Honaker, 42, of Miami, received the prison sentence for committing a series of bank robberies and attempted bank robberies in South Florida.

Both the robberies and attempted robberies occurred between September and October 2020, the state’s southeastern district office of the Department of Justice said.

According to the statement released yesterday, Honaker pleaded guilty on August 18 to attempting to rob a Citibank in Coral Gables on Sept. 30, 2020. Also, adds the District Attorney’s Office, the convicted man admitted that days later he robbed the Chase Bank in the city of Aventura, in Miami-Dade County. On October 5 of the same year, Honaker attempted to rob a Wells Fargo Bank in Coral Gables.

And five days later, he robbed a Chase Bank in the same city, where again, after five days, he attempted to rob an HSBC bank.

After being arrested on October 22, 2020, the bank robber had made off with a total of $1,850. The arresting officer found Honaker, whom the FBI called a “serial bank robber,” in possession of a hammer and a note with demands that he was going to use to rob a bank agency in the Coral Gables business and financial district again.

Honaker admitted to police that he knew that all the bank employees he approached during the robberies “were frightened as a result of his conduct.”

The defendant also told law enforcement that he carried the hammer with him “to escape any glass barriers that might trigger bank security,” the statement adds.

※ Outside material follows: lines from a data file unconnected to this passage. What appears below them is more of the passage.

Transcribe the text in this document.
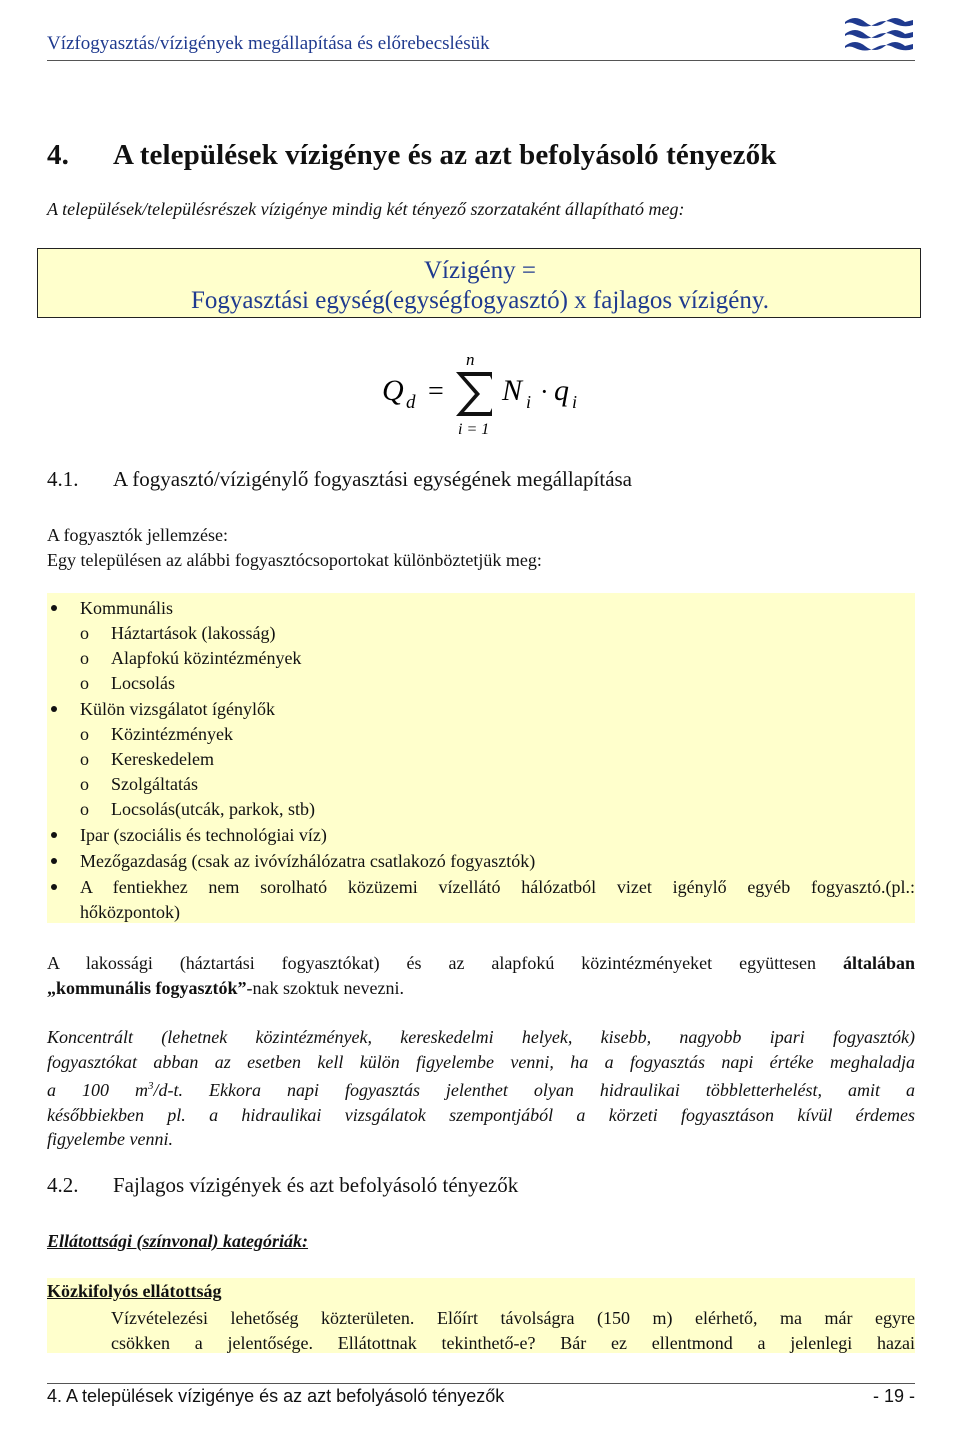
Vízfogyasztás/vízigények megállapítása és előrebecslésük
4. A települések vízigénye és az azt befolyásoló tényezők
A települések/településrészek vízigénye mindig két tényező szorzataként állapítható meg:
Vízigény =
Fogyasztási egység(egységfogyasztó) x fajlagos vízigény.
Q d =
n
i = 1
N i · q i
4.1. A fogyasztó/vízigénylő fogyasztási egységének megállapítása
A fogyasztók jellemzése:
Egy településen az alábbi fogyasztócsoportokat különböztetjük meg:
Kommunális
o Háztartások (lakosság)
o Alapfokú közintézmények
o Locsolás
Külön vizsgálatot ígénylők
o Közintézmények
o Kereskedelem
o Szolgáltatás
o Locsolás(utcák, parkok, stb)
Ipar (szociális és technológiai víz)
Mezőgazdaság (csak az ivóvízhálózatra csatlakozó fogyasztók)
A fentiekhez nem sorolható közüzemi vízellátó hálózatból vizet igénylő egyéb fogyasztó.(pl.:
hőközpontok)
A lakossági (háztartási fogyasztókat) és az alapfokú közintézményeket együttesen általában
„kommunális fogyasztók”-nak szoktuk nevezni.
Koncentrált (lehetnek közintézmények, kereskedelmi helyek, kisebb, nagyobb ipari fogyasztók)
fogyasztókat abban az esetben kell külön figyelembe venni, ha a fogyasztás napi értéke meghaladja
a 100 $m^3/d-t$. Ekkora napi fogyasztás jelenthet olyan hidraulikai többletterhelést, amit a
későbbiekben pl. a hidraulikai vizsgálatok szempontjából a körzeti fogyasztáson kívül érdemes
figyelembe venni.
4.2. Fajlagos vízigények és azt befolyásoló tényezők
Ellátottsági (színvonal) kategóriák:
Közkifolyós ellátottság
Vízvételezési lehetőség közterületen. Előírt távolságra (150 m) elérhető, ma már egyre
csökken a jelentősége. Ellátottnak tekinthető-e? Bár ez ellentmond a jelenlegi hazai
4. A települések vízigénye és az azt befolyásoló tényezők	- 19 -
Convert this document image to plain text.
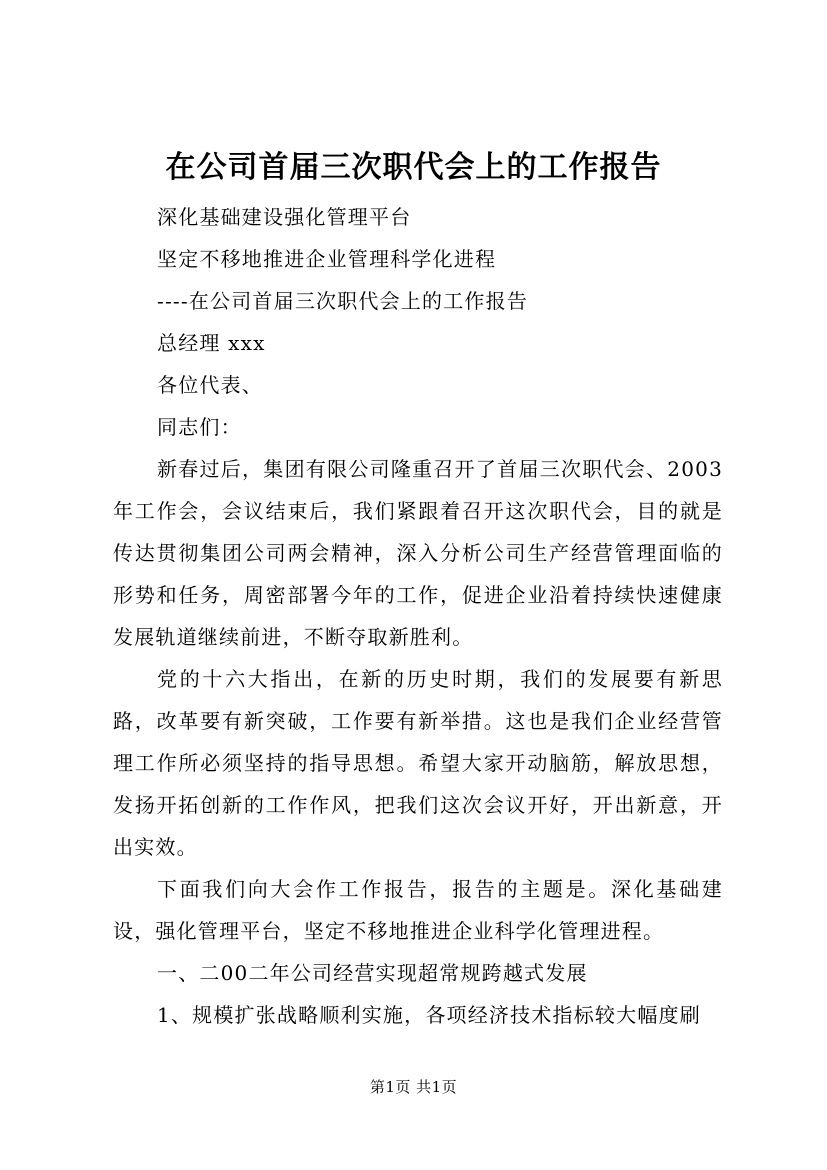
在公司首届三次职代会上的工作报告

深化基础建设强化管理平台

坚定不移地推进企业管理科学化进程

----在公司首届三次职代会上的工作报告

总经理 xxx

各位代表、

同志们：

新春过后，集团有限公司隆重召开了首届三次职代会、2003年工作会，会议结束后，我们紧跟着召开这次职代会，目的就是传达贯彻集团公司两会精神，深入分析公司生产经营管理面临的形势和任务，周密部署今年的工作，促进企业沿着持续快速健康发展轨道继续前进，不断夺取新胜利。

党的十六大指出，在新的历史时期，我们的发展要有新思路，改革要有新突破，工作要有新举措。这也是我们企业经营管理工作所必须坚持的指导思想。希望大家开动脑筋，解放思想，发扬开拓创新的工作作风，把我们这次会议开好，开出新意，开出实效。

下面我们向大会作工作报告，报告的主题是。深化基础建设，强化管理平台，坚定不移地推进企业科学化管理进程。

一、二00二年公司经营实现超常规跨越式发展

1、规模扩张战略顺利实施，各项经济技术指标较大幅度刷

第1页 共1页
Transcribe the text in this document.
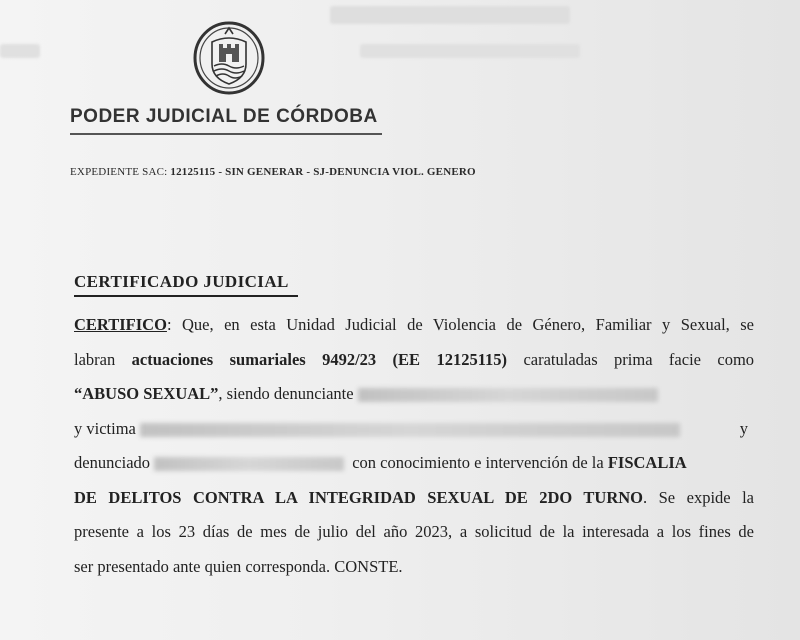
PODER JUDICIAL DE CÓRDOBA
EXPEDIENTE SAC: 12125115 - SIN GENERAR - SJ-DENUNCIA VIOL. GENERO
CERTIFICADO JUDICIAL
CERTIFICO: Que, en esta Unidad Judicial de Violencia de Género, Familiar y Sexual, se
labran actuaciones sumariales 9492/23 (EE 12125115) caratuladas prima facie como
“ABUSO SEXUAL”, siendo denunciante
y victima	y
denunciado	con conocimiento e intervención de la FISCALIA
DE DELITOS CONTRA LA INTEGRIDAD SEXUAL DE 2DO TURNO. Se expide la
presente a los 23 días de mes de julio del año 2023, a solicitud de la interesada a los fines de
ser presentado ante quien corresponda. CONSTE.
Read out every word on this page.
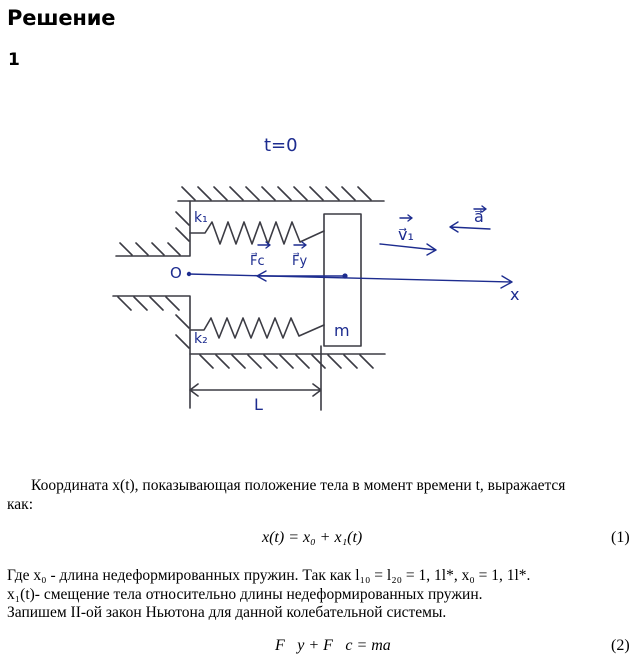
Решение
1
t=0
k₁
k₂
F⃗c F⃗y
v⃗₁
a⃗
O
x
m
L
Координата x(t), показывающая положение тела в момент времени t, выражается
как:
x(t) = x₀ + x₁(t)	(1)
Где x₀ - длина недеформированных пружин. Так как l₁₀ = l₂₀ = 1, 1l*, x₀ = 1, 1l*.
x₁(t)- смещение тела относительно длины недеформированных пружин.
Запишем II-ой закон Ньютона для данной колебательной системы.
F⃗y + F⃗c = ma⃗	(2)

A five-year prison sentence was recommended during the trial, but U.S. District Court Judge Marcia G. Cooke ultimately sentenced Honaker to 40 months in prison (three years and three months), followed by a four-year supervised prison term.

This “brilliant lawyer,” as described to local media by colleagues who worked with him, was admitted to the Florida Bar on January 31, 2008, after graduating three years earlier from Wake Forest University Law School in North Carolina.

On the social networking site LinkedIn, Honaker is listed as a graduate of Duke Law School, although a spokesman for the school noted that he does not appear in its records even as a student, Miami Local 10 reported after the October 2020 arrest.